The Good Shepherd may lose some viewers who are confused by its constant flashbacks, but those flashbacks are part of Roth’s strategy, a way of instantly cutting to an important moment in a character’s life while saving big chunks of what would otherwise be narrative time. Other viewers may be alienated by Roth’s immersions in time and place; it would have been easy, for instance, to write Jolie’s character as a modern woman with a raised consciousness who would appeal to a 2006 audience, but Roth has far too much integrity to go for the easy identification. Only once does he give in to the emotional quick fix: In a scene with an informant mobster played by Joe Pesci, a little door in Wilson’s head opens up and he begins shouting about how America really belongs to his kind, and that Catholics, Jews, and blacks are outsiders. (He seems more offended by Pesci’s being Italian and Catholic than a mobster.) It’s doubtful that such a guarded man as Wilson would have made this revealing outburst, but what he reveals to us is at least something true to his character.

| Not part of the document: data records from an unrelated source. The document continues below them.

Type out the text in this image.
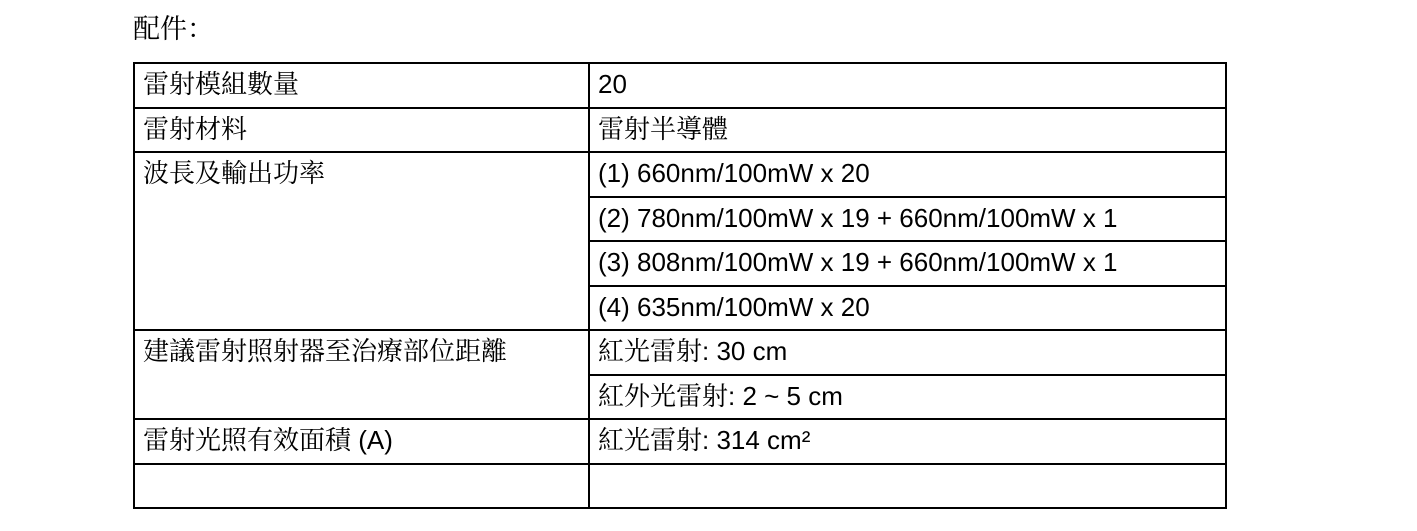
配件：
雷射模組數量	20
雷射材料	雷射半導體
波長及輸出功率	(1) 660nm/100mW x 20
	(2) 780nm/100mW x 19 + 660nm/100mW x 1
	(3) 808nm/100mW x 19 + 660nm/100mW x 1
	(4) 635nm/100mW x 20
建議雷射照射器至治療部位距離	紅光雷射: 30 cm
	紅外光雷射: 2 ~ 5 cm
雷射光照有效面積 (A)	紅光雷射: 314 cm²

De Niro seems to understand that the detailed, realistic material can’t be molded into conventionally satisfying forms, and he doesn’t try. He never really establishes a rhythm for the film, but, though he never truly builds momentum, he gets the story told by giving his actors space and letting them play out their characters. There’s an intensely riveting cat-and-mouse game between Wilson and his KGB counterpart, code name “Ulysses” (played by Oleg Stefan), which seems to promise that the film is going in a more traditional spy-movie direction. It almost comes as a bit of a letdown when the movie reverts to its somber tone and stolid pacing. But The Good Shepherdmaintains its own stubborn integrity and never violates its own code by trying to make its characters sympathetic. One feels that a real-life Edward Wilson could watch it and acknowledge that he allowed such a life to take away his family and his soul—and still nod approvingly. Yes, he might say, that is how it was. Right or wrong, that is how we were, and that is how it was.